2. Counters/Timestamps Storage:
A distributed, highly available, and low-latency data store is crucial. Redis is an excellent choice due to its in-memory nature and support for various data structures (e.g., sorted sets for sliding window log, simple integers for counters). Each rate limiting rule would correspond to a key in Redis.
3. Notifications:
When a request is throttled, the system should inform the user. This is typically done by returning an HTTP 429 (Too Many Requests) status code. Additionally, the response headers can include:
X-RateLimit-Limit
: The maximum number of requests allowed in the current window.X-RateLimit-Remaining
: The number of requests remaining in the current window.X-RateLimit-Reset
: The time (e.g., in UTC epoch seconds) when the current rate limit window resets.
This provides transparency and allows clients to adjust their request rates.
4. Monitoring and Alerting:
Comprehensive monitoring is essential to track:
- Throttled requests: Number of requests blocked by the rate limiter.
- Rate limit breaches: When specific limits are hit.
- System health: Latency, error rates of the rate limiter service itself.
Alerts should be configured for critical events to ensure prompt response to issues.
5. Fault Tolerance and Consistency:
- High Availability: The rate limiter service should be highly available. Deploying it across multiple instances behind a load balancer ensures continued operation even if one instance fails.
- Data Consistency: For distributed rate limiters, eventual consistency for counters might be acceptable for some use cases, while strong consistency is preferred for others (e.g., financial transactions). Redis replication and clustering can help with consistency and availability.
- Fallback Mechanism: If the rate limiter service itself fails or becomes unreachable, a fallback mechanism should be in place (e.g., temporarily allowing all requests or a default lower limit) to prevent the rate limiter from becoming a single point of failure that brings down the entire system.
Step 4: Wrap Up (Additional Considerations)
- Hard vs. Soft Throttling: Differentiate between hard limits (strict blocking) and soft limits (e.g., delaying requests, or giving a warning).

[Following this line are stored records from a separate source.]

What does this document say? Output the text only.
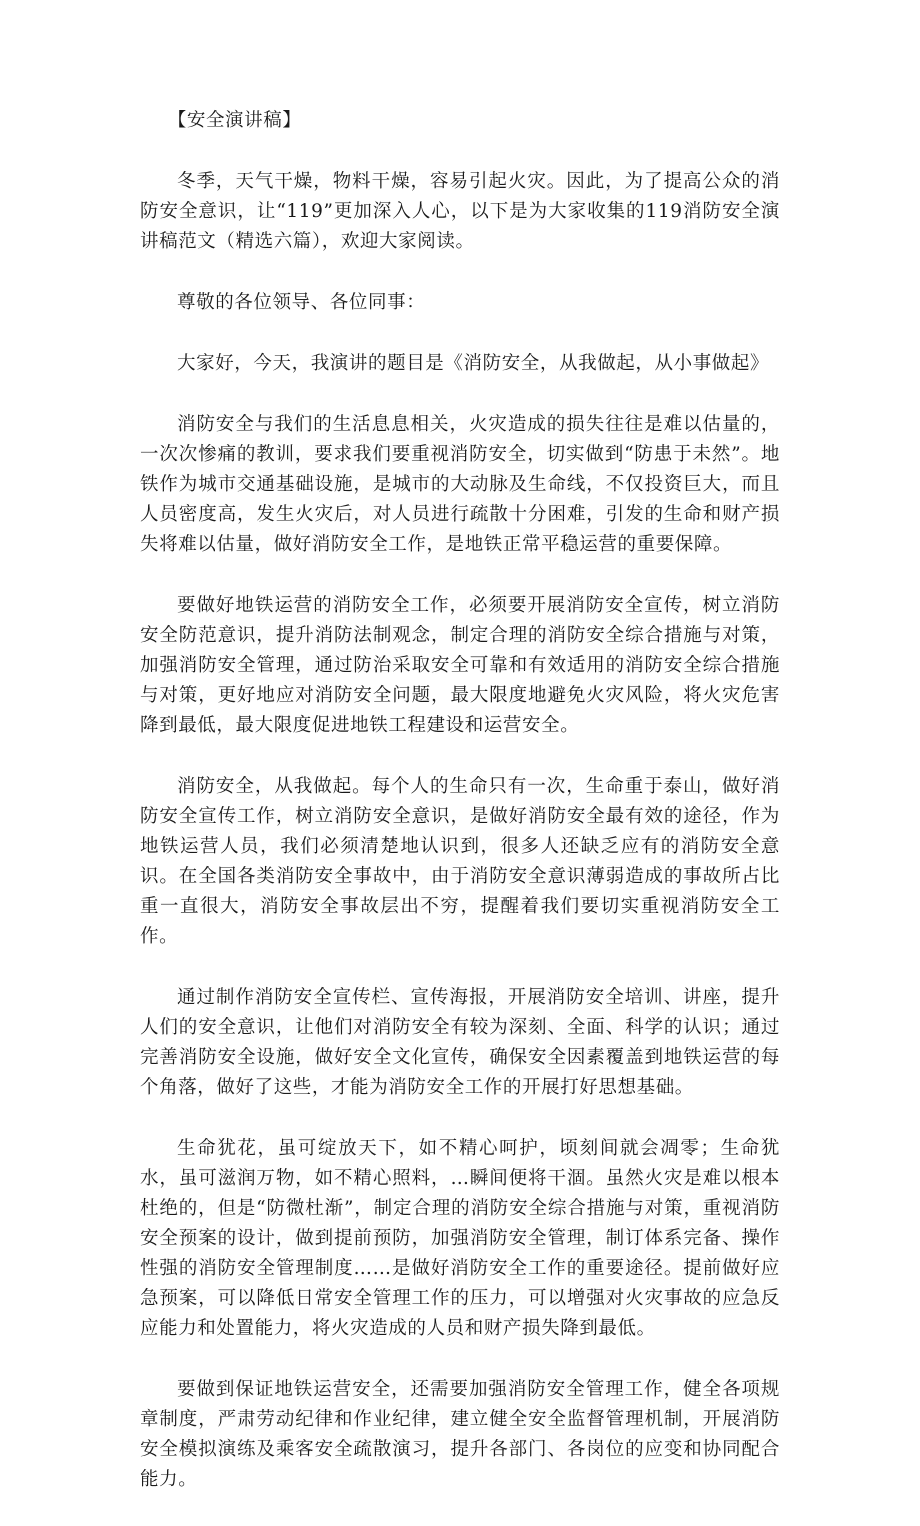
【安全演讲稿】

冬季，天气干燥，物料干燥，容易引起火灾。因此，为了提高公众的消防安全意识，让“119”更加深入人心，以下是为大家收集的119消防安全演讲稿范文（精选六篇），欢迎大家阅读。

尊敬的各位领导、各位同事：

大家好，今天，我演讲的题目是《消防安全，从我做起，从小事做起》

消防安全与我们的生活息息相关，火灾造成的损失往往是难以估量的，一次次惨痛的教训，要求我们要重视消防安全，切实做到“防患于未然”。地铁作为城市交通基础设施，是城市的大动脉及生命线，不仅投资巨大，而且人员密度高，发生火灾后，对人员进行疏散十分困难，引发的生命和财产损失将难以估量，做好消防安全工作，是地铁正常平稳运营的重要保障。

要做好地铁运营的消防安全工作，必须要开展消防安全宣传，树立消防安全防范意识，提升消防法制观念，制定合理的消防安全综合措施与对策，加强消防安全管理，通过防治采取安全可靠和有效适用的消防安全综合措施与对策，更好地应对消防安全问题，最大限度地避免火灾风险，将火灾危害降到最低，最大限度促进地铁工程建设和运营安全。

消防安全，从我做起。每个人的生命只有一次，生命重于泰山，做好消防安全宣传工作，树立消防安全意识，是做好消防安全最有效的途径，作为地铁运营人员，我们必须清楚地认识到，很多人还缺乏应有的消防安全意识。在全国各类消防安全事故中，由于消防安全意识薄弱造成的事故所占比重一直很大，消防安全事故层出不穷，提醒着我们要切实重视消防安全工作。

通过制作消防安全宣传栏、宣传海报，开展消防安全培训、讲座，提升人们的安全意识，让他们对消防安全有较为深刻、全面、科学的认识；通过完善消防安全设施，做好安全文化宣传，确保安全因素覆盖到地铁运营的每个角落，做好了这些，才能为消防安全工作的开展打好思想基础。

生命犹花，虽可绽放天下，如不精心呵护，顷刻间就会凋零；生命犹水，虽可滋润万物，如不精心照料，…瞬间便将干涸。虽然火灾是难以根本杜绝的，但是“防微杜渐”，制定合理的消防安全综合措施与对策，重视消防安全预案的设计，做到提前预防，加强消防安全管理，制订体系完备、操作性强的消防安全管理制度……是做好消防安全工作的重要途径。提前做好应急预案，可以降低日常安全管理工作的压力，可以增强对火灾事故的应急反应能力和处置能力，将火灾造成的人员和财产损失降到最低。

要做到保证地铁运营安全，还需要加强消防安全管理工作，健全各项规章制度，严肃劳动纪律和作业纪律，建立健全安全监督管理机制，开展消防安全模拟演练及乘客安全疏散演习，提升各部门、各岗位的应变和协同配合能力。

- Client-side Caching: Clients can also implement some form of caching of their rate limit status to reduce unnecessary requests to the rate limiter.
- Granularity: Decide on the granularity of rate limiting (e.g., per second, per minute, per hour, per day).
- Bursts: How to handle legitimate bursts of traffic vs. malicious spikes. Token bucket is good for bursts.
- Distributed Counters: Challenges of maintaining accurate counters in a distributed system, especially with network latency and clock skew.
- Security: Ensure the rate limiter itself is not vulnerable to attacks.
- A/B Testing: Experiment with different rate limiting algorithms and thresholds to find the optimal balance for user experience and system protection.
- Graceful Degradation: If the system is under extreme load, the rate limiter can prioritize critical requests and degrade gracefully for less critical ones.
Designing a robust and scalable rate limiter involves careful consideration of algorithms, placement, data storage, and operational aspects to protect your services from abuse and ensure stability.